Saturday, December 30, 2017

What if?

Along the beautiful Wasatch Front of the Rocky Mountains, we have an interesting (?) weather phenomenon called "The Inversion." We live in a small valley, surrounded by mountains. In the winter, cold air and particulates (pollution) become trapped in the valley which creates a pretty serious problem for people who breathe. For more info on inversions and issues surrounding air quality in the Salt Lake Valley, click HERE.
Salt Lake Tribune photo. See the clear air above the valley? 
The poor air quality lasts until we have a storm system which blows or washes the inversion out of the valley. The other day I had a thought. What if, when the air got really bad like this, we all agreed not to drive? for just one day. I'm not saying it would solve the problem, but I wonder: 

Could we do it? I mean, could we miss a day of work or school or shopping? It would be inconvenient and maybe annoying, but could we? I mean, other than like 12 people to run the emergency room... and you know, I guess several hundred to keep the residents at care centers and hospitals alive. Could we? Would we? or would it be like all the other days when UDOT asks us to take public transportation or carpool and there are still tens of thousands of cars on the freeway at any given moment? 
Today is the clearest day we've had this week.
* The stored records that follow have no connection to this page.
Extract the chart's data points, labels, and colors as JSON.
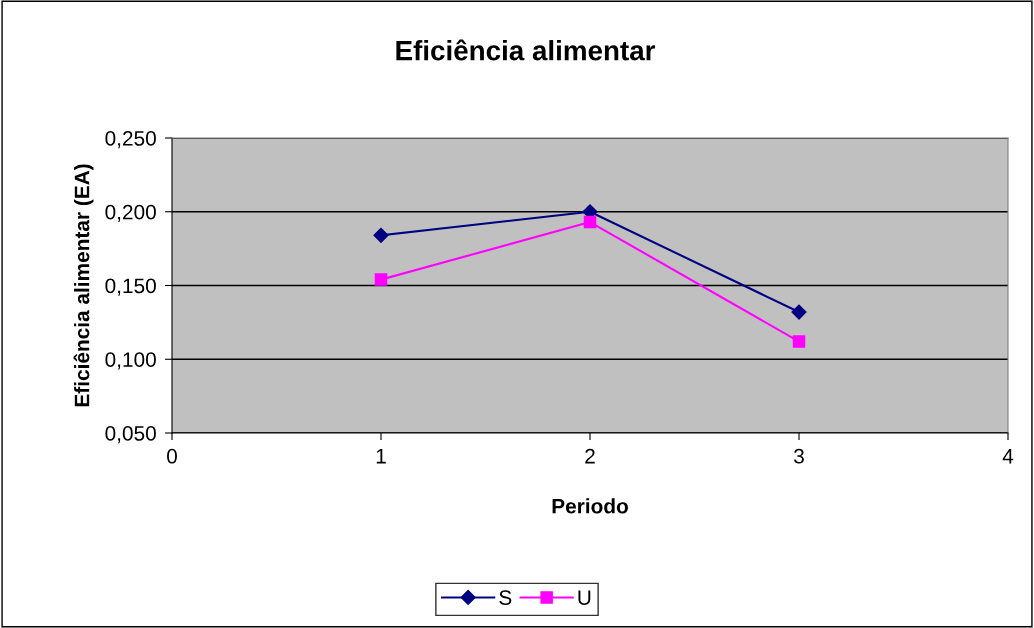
{
  "chart_data": {
    "type": "line",
    "title": "Eficiência alimentar",
    "xlabel": "Periodo",
    "ylabel": "Eficiência alimentar (EA)",
    "x": [
      1,
      2,
      3
    ],
    "series": [
      {
        "name": "S",
        "color": "#000080",
        "values": [
          0.184,
          0.2,
          0.132
        ],
        "marker": "diamond"
      },
      {
        "name": "U",
        "color": "#ff00ff",
        "values": [
          0.154,
          0.193,
          0.112
        ],
        "marker": "square"
      }
    ],
    "xlim": [
      0,
      4
    ],
    "xticks": [
      0,
      1,
      2,
      3,
      4
    ],
    "ylim": [
      0.05,
      0.25
    ],
    "yticks": [
      {
        "value": 0.05,
        "label": "0,050"
      },
      {
        "value": 0.1,
        "label": "0,100"
      },
      {
        "value": 0.15,
        "label": "0,150"
      },
      {
        "value": 0.2,
        "label": "0,200"
      },
      {
        "value": 0.25,
        "label": "0,250"
      }
    ],
    "grid": "y",
    "legend": "bottom",
    "line_style": "solid"
  }
}
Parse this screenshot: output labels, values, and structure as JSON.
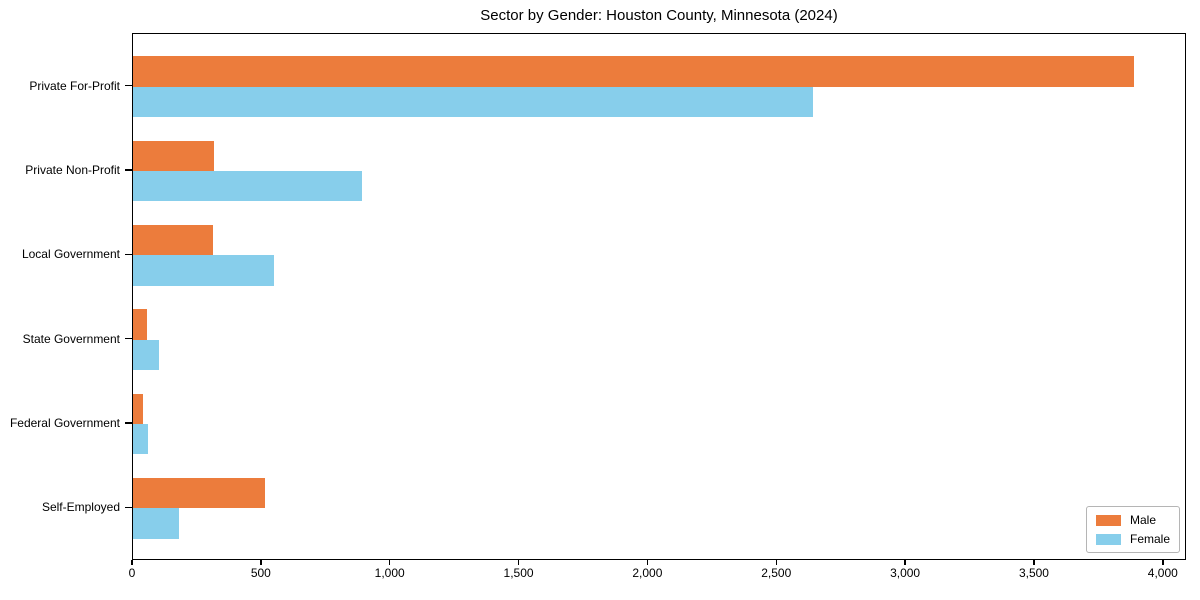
{
  "chart_data": {
    "type": "bar",
    "orientation": "horizontal",
    "title": "Sector by Gender: Houston County, Minnesota (2024)",
    "categories": [
      "Private For-Profit",
      "Private Non-Profit",
      "Local Government",
      "State Government",
      "Federal Government",
      "Self-Employed"
    ],
    "series": [
      {
        "name": "Male",
        "color": "#EC7C3C",
        "values": [
          3895,
          315,
          310,
          55,
          40,
          515
        ]
      },
      {
        "name": "Female",
        "color": "#87CEEB",
        "values": [
          2645,
          890,
          550,
          100,
          60,
          180
        ]
      }
    ],
    "xlabel": "",
    "ylabel": "",
    "xlim": [
      0,
      4090
    ],
    "xticks": [
      0,
      500,
      1000,
      1500,
      2000,
      2500,
      3000,
      3500,
      4000
    ],
    "xtick_labels": [
      "0",
      "500",
      "1,000",
      "1,500",
      "2,000",
      "2,500",
      "3,000",
      "3,500",
      "4,000"
    ],
    "legend_position": "lower right",
    "grid": false,
    "background_color": "#ffffff",
    "text_color": "#000000"
  }
}
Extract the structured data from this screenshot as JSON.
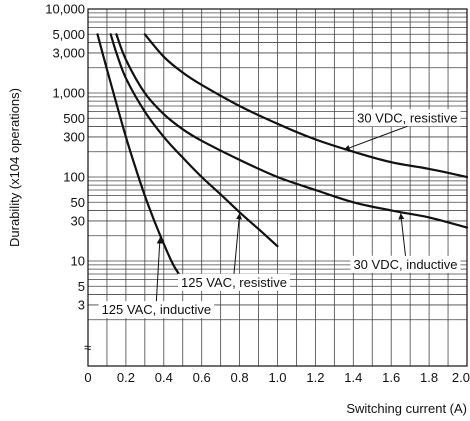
{
  "chart_data": {
    "type": "line",
    "title": "",
    "xlabel": "Switching current (A)",
    "ylabel": "Durability (x104 operations)",
    "xlim": [
      0,
      2.0
    ],
    "ylim": [
      1,
      10000
    ],
    "yscale": "log",
    "grid": true,
    "x_ticks": [
      {
        "value": 0,
        "label": "0"
      },
      {
        "value": 0.2,
        "label": "0.2"
      },
      {
        "value": 0.4,
        "label": "0.4"
      },
      {
        "value": 0.6,
        "label": "0.6"
      },
      {
        "value": 0.8,
        "label": "0.8"
      },
      {
        "value": 1.0,
        "label": "1.0"
      },
      {
        "value": 1.2,
        "label": "1.2"
      },
      {
        "value": 1.4,
        "label": "1.4"
      },
      {
        "value": 1.6,
        "label": "1.6"
      },
      {
        "value": 1.8,
        "label": "1.8"
      },
      {
        "value": 2.0,
        "label": "2.0"
      }
    ],
    "y_ticks": [
      {
        "value": 3,
        "label": "3"
      },
      {
        "value": 5,
        "label": "5"
      },
      {
        "value": 10,
        "label": "10"
      },
      {
        "value": 30,
        "label": "30"
      },
      {
        "value": 50,
        "label": "50"
      },
      {
        "value": 100,
        "label": "100"
      },
      {
        "value": 300,
        "label": "300"
      },
      {
        "value": 500,
        "label": "500"
      },
      {
        "value": 1000,
        "label": "1,000"
      },
      {
        "value": 3000,
        "label": "3,000"
      },
      {
        "value": 5000,
        "label": "5,000"
      },
      {
        "value": 10000,
        "label": "10,000"
      }
    ],
    "axis_break_symbol": "≈",
    "series": [
      {
        "name": "30 VDC, resistive",
        "x": [
          0.3,
          0.4,
          0.5,
          0.6,
          0.8,
          1.0,
          1.2,
          1.4,
          1.6,
          1.8,
          2.0
        ],
        "y": [
          5000,
          2700,
          1750,
          1250,
          700,
          430,
          280,
          200,
          150,
          125,
          100
        ]
      },
      {
        "name": "30 VDC, inductive",
        "x": [
          0.15,
          0.2,
          0.3,
          0.4,
          0.5,
          0.6,
          0.8,
          1.0,
          1.2,
          1.4,
          1.6,
          1.8,
          2.0
        ],
        "y": [
          5000,
          2500,
          1000,
          560,
          370,
          270,
          160,
          100,
          70,
          50,
          40,
          33,
          25
        ]
      },
      {
        "name": "125 VAC, resistive",
        "x": [
          0.12,
          0.15,
          0.2,
          0.3,
          0.4,
          0.5,
          0.6,
          0.7,
          0.8,
          0.9,
          1.0
        ],
        "y": [
          5000,
          3000,
          1500,
          600,
          300,
          170,
          100,
          62,
          38,
          24,
          15
        ]
      },
      {
        "name": "125 VAC, inductive",
        "x": [
          0.05,
          0.1,
          0.15,
          0.2,
          0.25,
          0.3,
          0.35,
          0.4,
          0.45,
          0.5
        ],
        "y": [
          5000,
          1900,
          750,
          300,
          130,
          60,
          30,
          16,
          9,
          6
        ]
      }
    ],
    "annotations": [
      {
        "text": "30 VDC, resistive",
        "x": 1.95,
        "y": 500,
        "arrow_to": {
          "x": 1.35,
          "y": 210
        }
      },
      {
        "text": "30 VDC, inductive",
        "x": 1.95,
        "y": 9,
        "arrow_to": {
          "x": 1.65,
          "y": 37
        }
      },
      {
        "text": "125 VAC, resistive",
        "x": 1.05,
        "y": 5.5,
        "arrow_to": {
          "x": 0.8,
          "y": 37
        }
      },
      {
        "text": "125 VAC, inductive",
        "x": 0.65,
        "y": 2.6,
        "arrow_to": {
          "x": 0.38,
          "y": 19
        }
      }
    ]
  }
}
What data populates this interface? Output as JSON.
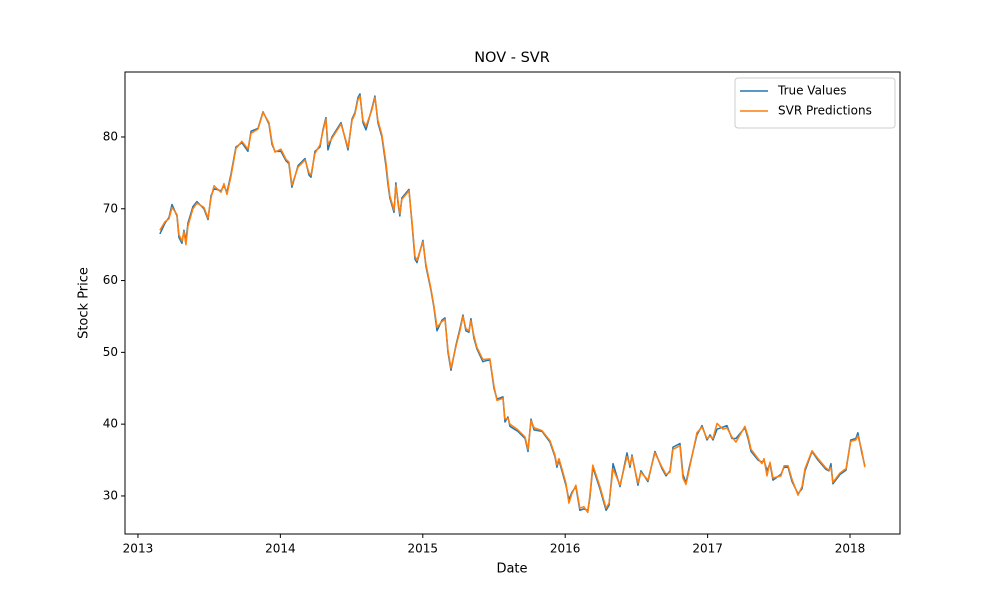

What would the economic impact be? Would businesses lose too much money? Wouldn't people just buy twice as much food the next day? Could some people still work from home? Would hourly employees not be able to pay the bills if they missed work?

Yeah, this is clear-ish.
What would the net ecological impact be? Would one day make any difference? How much pollution do our gas cars really cause? Would Holly Refinery and 2 other major refineries in the valley be willing and able to turn off their processing of petroleum for 24 hours? Would that matter? Should we even address why petroleum refineries would choose or be allowed to set up shop here? I mean, I know it's about the money, stupid, but what about the geography, dummy? You can't really see the black smoke rising behind those tree branches in this photo, taken today (December 30, 2017).

 Does it really matter?

Do you think it matters? I'd love to hear your thoughts. Can we make a difference? Do we need to?